Chloé a repoussé l’assaut d’un sournois qui avait rampé vers elle et tenté de lui ravir le cube rouge. Le tapis éducatif a couiné sous la lutte, des grelots bien planqués dans les replis ont crépité. Les mères ont ri en séparant les combattants. Chloé a balancé le cube contre le mur et s’est cachée dans le giron de maman pour râler un bon coup avec de vraies larmes. Puis elle reste debout, calée entre les jambes de sa mère, à regarder les autres. Sept nains dont un, tout près d’elle, vraiment minuscule dans son couffin, qui pionce en souriant, en dépliant ses doigts, en ruant de ses pieds ridés. Il ouvre un œil, explore vaguement, en roulant comme une bille, son champ visuel. Chloé s’étonne. Elle se penche, sa mère la laisse. La voilà debout, sans appui, une main tendue vers le dormeur qui a refermé son œil. C’est bien la peine qu’on fasse des efforts.
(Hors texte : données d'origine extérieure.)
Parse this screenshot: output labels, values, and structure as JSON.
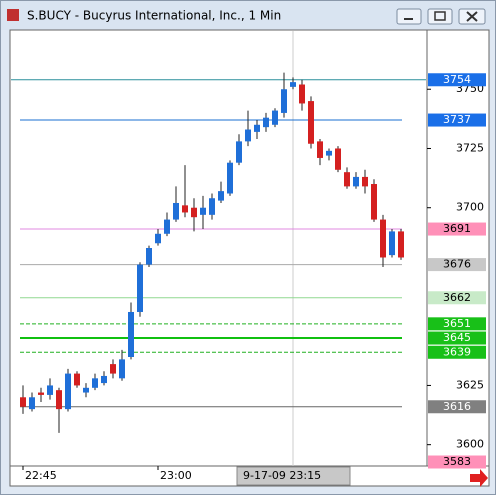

Sauf que maintenant, ça commence à tanguer. Ses bras battent l’air. Nul soutien. Maman. Chloé tente de se retourner, son pied droit refuse de pivoter, et elle bascule entre les mains qui éclatent de rire. Où vas-tu ma fille ?
Bonne question.
La gamine regarde autour d’elle. Tout est trop loin. Les murs, les meubles, les jouets. Les êtres. La gardienne, tache bleu pâle affaissée sur sa chaise, qui semble ne regarder personne. Chloé s’avance. Sur ses flancs, elle ne sent presque plus la pression des mains maternelles. Un pas. Elle vacille, se maintient, entend juste derrière elle la respiration qui la rassure, le souffle qui la pousse. Un autre pas. Puis une sorte de course, comme une fuite en avant, cahotante, brutale. On croirait que rien ne pourrait plus l’arrêter.
La gardienne, en voyant la petite courir ainsi, est sur le point de se lever.
La porte. Chloé s’aplatit contre le fer qui rend un bruit sombre, sans écho. Elle tape de ses mains minuscules le métal peint en bleu ciel.
La gardienne se laisse aller contre le dossier de sa chaise. Tout va bien.